Kündigungen von Mobil-, Internet-, Festnetz- und TV Abos nimmt Telekomanbieter Sunrise nur telefonisch oder via Chat entgegen. Kündigungen per Brief oder Mail sind laut den Allgemeinen Geschäftsbedingungen von Sunrise nicht gültig.
Diese Regelung ist für viele Kundinnen und Kunden ein Ärgernis. Bei «Kassensturz» und «Espresso» melden sich immer wieder Betroffene und berichten von endlosen Wartezeiten am Telefon und Problemen im Chat.
Ob diese Klausel rechtlich überhaupt zulässig ist, bezweifeln Rechtsexpertinnen und Experten. Eine Kündigung ist ein so genanntes Gestaltungsrecht. Es kann von einer Partei ohne Mitwirkung der Gegenseite ausgeübt werden. Die Klausel von Sunrise widerspricht diesem Rechtsgrundsatz. Ein Kunde wollte es deshalb genau wissen. Er zog gegen Sunrise vor Gericht und machte geltend, die Klausel sei ungewöhnlich und unlauter. Doch die Gerichte wiesen seine Klagen ab.
Für Bezirks- und Obergericht ein zu kleines Missverhältnis
Das Bezirksgericht Zürich und das Obergericht Zürich sind im Wesentlichen der Meinung, die entsprechende Klausel sei für Kundinnen und Kunden ein Nachteil, weil sie ein «offensichtliches Ungleichgewicht» zwischen ihnen und Sunrise schaffe. Jedoch sei dieses Missverhältnis aufgrund der gesamten Umstände nicht «als erheblich» zu qualifizieren.
Damit liess sich der betroffene Konsument nicht abspeisen und zog seine Klage vor Bundesgericht. Doch das höchste ging auf seine Klage nicht ein. Konsequenz: Die Frage, ob Sunrise ihren Kundinnen und Kunden verbieten kann, schriftlich zu kündigen, bleibt ungeklärt.
«Keine Rechtsfrage von grundsätzlicher Bedeutung»
Der Gang ans Bundesgericht ist an verschiedene Voraussetzungen gebunden: Um eine Frage höchstrichterlich entscheiden zu lassen, muss es um einen Streitwert von mindestens 30'000 Franken gehen. Das Bundesgericht kann aber auch geringfügigere Streitsachen behandeln, wenn es sich um «eine Frage von grundsätzlicher Bedeutung handelt». Welche Fragen das sind, entscheidet das Bundesgericht selbst.

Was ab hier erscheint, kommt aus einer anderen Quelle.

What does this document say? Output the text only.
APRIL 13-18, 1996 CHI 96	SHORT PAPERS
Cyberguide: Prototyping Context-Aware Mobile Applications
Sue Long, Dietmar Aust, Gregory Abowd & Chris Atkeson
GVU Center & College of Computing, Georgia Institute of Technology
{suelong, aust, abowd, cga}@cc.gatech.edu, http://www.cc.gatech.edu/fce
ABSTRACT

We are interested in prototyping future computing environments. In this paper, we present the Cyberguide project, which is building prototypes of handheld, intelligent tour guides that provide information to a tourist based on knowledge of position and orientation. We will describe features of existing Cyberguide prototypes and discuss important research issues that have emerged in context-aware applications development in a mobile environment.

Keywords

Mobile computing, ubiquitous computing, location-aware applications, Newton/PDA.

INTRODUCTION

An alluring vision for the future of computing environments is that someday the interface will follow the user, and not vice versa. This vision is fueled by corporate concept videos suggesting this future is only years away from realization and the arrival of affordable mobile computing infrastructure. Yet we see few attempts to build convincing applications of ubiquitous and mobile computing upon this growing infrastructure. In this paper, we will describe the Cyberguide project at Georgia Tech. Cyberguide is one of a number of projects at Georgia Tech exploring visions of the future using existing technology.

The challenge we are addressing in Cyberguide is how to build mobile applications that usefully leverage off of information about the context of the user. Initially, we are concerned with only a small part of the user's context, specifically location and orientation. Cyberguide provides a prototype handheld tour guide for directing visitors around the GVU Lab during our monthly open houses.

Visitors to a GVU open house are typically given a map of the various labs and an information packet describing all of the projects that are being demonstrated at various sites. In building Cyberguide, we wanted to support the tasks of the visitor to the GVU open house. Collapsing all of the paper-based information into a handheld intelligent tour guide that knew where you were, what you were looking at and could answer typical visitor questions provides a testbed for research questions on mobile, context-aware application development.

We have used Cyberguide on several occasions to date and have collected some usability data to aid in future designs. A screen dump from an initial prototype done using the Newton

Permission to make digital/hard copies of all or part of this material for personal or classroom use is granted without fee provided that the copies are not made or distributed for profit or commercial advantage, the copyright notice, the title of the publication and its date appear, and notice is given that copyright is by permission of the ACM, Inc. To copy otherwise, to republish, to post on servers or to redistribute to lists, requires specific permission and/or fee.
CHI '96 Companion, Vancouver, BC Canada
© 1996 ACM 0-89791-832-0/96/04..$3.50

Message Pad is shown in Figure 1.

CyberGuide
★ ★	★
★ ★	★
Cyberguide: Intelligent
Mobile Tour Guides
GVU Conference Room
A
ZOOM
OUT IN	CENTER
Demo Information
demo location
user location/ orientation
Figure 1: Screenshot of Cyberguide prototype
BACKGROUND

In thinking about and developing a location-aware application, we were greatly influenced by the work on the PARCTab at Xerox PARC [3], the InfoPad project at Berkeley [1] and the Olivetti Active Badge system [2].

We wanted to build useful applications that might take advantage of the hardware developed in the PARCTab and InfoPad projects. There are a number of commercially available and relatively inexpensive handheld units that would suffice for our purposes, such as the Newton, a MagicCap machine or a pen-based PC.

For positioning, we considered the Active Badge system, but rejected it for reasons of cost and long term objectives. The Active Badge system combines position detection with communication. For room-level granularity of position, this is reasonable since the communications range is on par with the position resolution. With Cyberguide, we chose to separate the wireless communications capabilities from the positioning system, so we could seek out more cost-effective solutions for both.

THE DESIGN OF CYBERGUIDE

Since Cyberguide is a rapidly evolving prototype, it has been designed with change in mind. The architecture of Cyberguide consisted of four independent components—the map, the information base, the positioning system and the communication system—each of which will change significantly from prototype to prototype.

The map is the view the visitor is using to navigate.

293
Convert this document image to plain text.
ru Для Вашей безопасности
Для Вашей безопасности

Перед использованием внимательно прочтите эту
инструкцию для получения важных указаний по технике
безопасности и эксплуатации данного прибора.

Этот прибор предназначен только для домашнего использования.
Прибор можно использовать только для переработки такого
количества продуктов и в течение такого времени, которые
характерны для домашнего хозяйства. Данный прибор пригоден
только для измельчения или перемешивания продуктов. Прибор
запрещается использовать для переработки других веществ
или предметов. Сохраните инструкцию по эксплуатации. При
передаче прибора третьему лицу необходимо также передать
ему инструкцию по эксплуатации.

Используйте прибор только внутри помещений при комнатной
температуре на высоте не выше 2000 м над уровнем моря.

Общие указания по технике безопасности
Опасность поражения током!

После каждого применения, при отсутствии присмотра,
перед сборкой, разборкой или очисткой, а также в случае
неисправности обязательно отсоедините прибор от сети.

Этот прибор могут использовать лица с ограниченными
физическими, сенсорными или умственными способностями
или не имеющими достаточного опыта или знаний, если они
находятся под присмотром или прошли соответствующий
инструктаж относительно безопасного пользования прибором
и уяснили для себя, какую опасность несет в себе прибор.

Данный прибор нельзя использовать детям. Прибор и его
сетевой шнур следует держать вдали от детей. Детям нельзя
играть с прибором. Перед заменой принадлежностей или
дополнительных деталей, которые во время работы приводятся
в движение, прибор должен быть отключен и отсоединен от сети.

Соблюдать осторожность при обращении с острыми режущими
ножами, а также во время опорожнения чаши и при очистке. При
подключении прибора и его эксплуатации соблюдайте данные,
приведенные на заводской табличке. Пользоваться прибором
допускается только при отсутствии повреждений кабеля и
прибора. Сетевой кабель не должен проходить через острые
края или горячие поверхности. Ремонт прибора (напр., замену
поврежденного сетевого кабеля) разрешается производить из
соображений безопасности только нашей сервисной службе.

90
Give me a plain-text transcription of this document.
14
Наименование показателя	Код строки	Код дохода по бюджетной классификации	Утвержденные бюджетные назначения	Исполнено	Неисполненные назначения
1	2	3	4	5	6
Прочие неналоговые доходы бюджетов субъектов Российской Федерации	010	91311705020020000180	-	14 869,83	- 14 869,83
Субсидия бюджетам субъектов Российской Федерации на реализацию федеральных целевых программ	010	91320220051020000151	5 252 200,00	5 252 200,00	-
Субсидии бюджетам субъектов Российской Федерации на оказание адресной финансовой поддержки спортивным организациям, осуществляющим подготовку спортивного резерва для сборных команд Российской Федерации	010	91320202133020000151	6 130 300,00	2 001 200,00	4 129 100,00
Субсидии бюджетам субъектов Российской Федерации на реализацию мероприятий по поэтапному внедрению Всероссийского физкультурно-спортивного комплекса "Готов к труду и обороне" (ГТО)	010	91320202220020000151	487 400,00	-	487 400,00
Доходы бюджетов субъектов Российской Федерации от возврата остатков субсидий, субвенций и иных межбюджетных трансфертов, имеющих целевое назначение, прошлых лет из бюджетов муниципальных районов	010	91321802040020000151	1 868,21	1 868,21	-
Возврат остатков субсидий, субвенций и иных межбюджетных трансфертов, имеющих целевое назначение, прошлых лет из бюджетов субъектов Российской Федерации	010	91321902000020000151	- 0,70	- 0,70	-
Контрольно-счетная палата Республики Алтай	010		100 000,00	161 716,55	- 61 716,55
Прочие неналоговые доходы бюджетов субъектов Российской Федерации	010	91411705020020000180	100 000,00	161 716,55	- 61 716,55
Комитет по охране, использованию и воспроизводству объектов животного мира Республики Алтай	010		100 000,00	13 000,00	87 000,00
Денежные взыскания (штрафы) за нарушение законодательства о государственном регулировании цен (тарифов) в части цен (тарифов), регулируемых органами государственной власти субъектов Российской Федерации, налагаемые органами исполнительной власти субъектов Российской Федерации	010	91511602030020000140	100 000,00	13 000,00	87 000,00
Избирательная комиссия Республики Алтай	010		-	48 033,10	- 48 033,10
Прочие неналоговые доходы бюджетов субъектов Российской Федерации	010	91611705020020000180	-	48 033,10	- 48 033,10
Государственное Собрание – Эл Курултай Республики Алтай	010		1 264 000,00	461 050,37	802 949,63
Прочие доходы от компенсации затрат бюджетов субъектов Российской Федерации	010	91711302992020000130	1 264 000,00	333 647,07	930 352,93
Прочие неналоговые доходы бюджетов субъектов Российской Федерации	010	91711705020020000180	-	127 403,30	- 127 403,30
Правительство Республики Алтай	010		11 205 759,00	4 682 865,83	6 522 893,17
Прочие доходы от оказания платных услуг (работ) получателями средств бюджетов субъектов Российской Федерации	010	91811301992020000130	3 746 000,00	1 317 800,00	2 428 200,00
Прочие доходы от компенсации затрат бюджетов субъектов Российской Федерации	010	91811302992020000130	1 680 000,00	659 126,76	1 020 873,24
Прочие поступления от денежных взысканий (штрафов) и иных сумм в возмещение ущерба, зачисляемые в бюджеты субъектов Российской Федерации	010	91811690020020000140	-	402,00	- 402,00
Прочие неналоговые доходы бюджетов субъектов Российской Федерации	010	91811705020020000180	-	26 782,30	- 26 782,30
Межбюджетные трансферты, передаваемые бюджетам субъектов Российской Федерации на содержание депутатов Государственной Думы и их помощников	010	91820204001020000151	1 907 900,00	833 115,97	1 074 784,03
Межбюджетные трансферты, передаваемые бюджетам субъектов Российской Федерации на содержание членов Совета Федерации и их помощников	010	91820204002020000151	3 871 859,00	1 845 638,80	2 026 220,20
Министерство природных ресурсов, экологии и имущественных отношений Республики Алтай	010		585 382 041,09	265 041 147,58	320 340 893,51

Anwalt und Konsumentenschutz sind enttäuscht
Marc Wolfer, der Anwalt des Sunrise-Kunden, hat dem Bundesgericht verschiedene Punkte vorgelegt, welche seiner Meinung nach grundsätzlich zu klären wären. Beispielsweise, ob es zulässig ist, dass die Firma bei der Kündigung eines Kunden mitwirken muss. Der Kundendienst muss ja den Anruf entgegennehmen oder im Chat reagieren, damit der Kunde kündigen kann. Weiterer Punkt: Die Vorinstanzen haben nicht nur den fraglichen Text der AGB-Klausel beurteilt, sondern auch Erklärungen von Sunrise gelten lassen, wie die Klausel umgesetzt werde. Für den Anwalt fragwürdig.
Wolfer ist enttäuscht vom Bundesgerichtsentscheid und sagt gegenüber «Espresso»: «Von mir aus gesehen ist es auch eine verpasste Chance, bei der Kontrolle von AGBs Pflöcke einzuschlagen und auch, um die unsägliche Kündigungspraxis von Sunrise zu stoppen.»
Auch die Stiftung für Konsumentenschutz sei ernüchtert, sagt Geschäftsführerin Sara Stalder: «Plakativ gesagt: Das Bundesgericht findet, solche AGB-Fragen seien nicht von solcher Bedeutung, dass es sich damit auseinandersetzen müsste.» Der Konsumentenschutz sehe dies total anders. Genau solche Fragen zum Kleingedruckten müssten eigentlich vor Bundesgericht entschieden werden. «Doch das Bundesgericht hat die Türe ziemlich zugeschlagen, dass es solche Dinge beurteilen möchte.»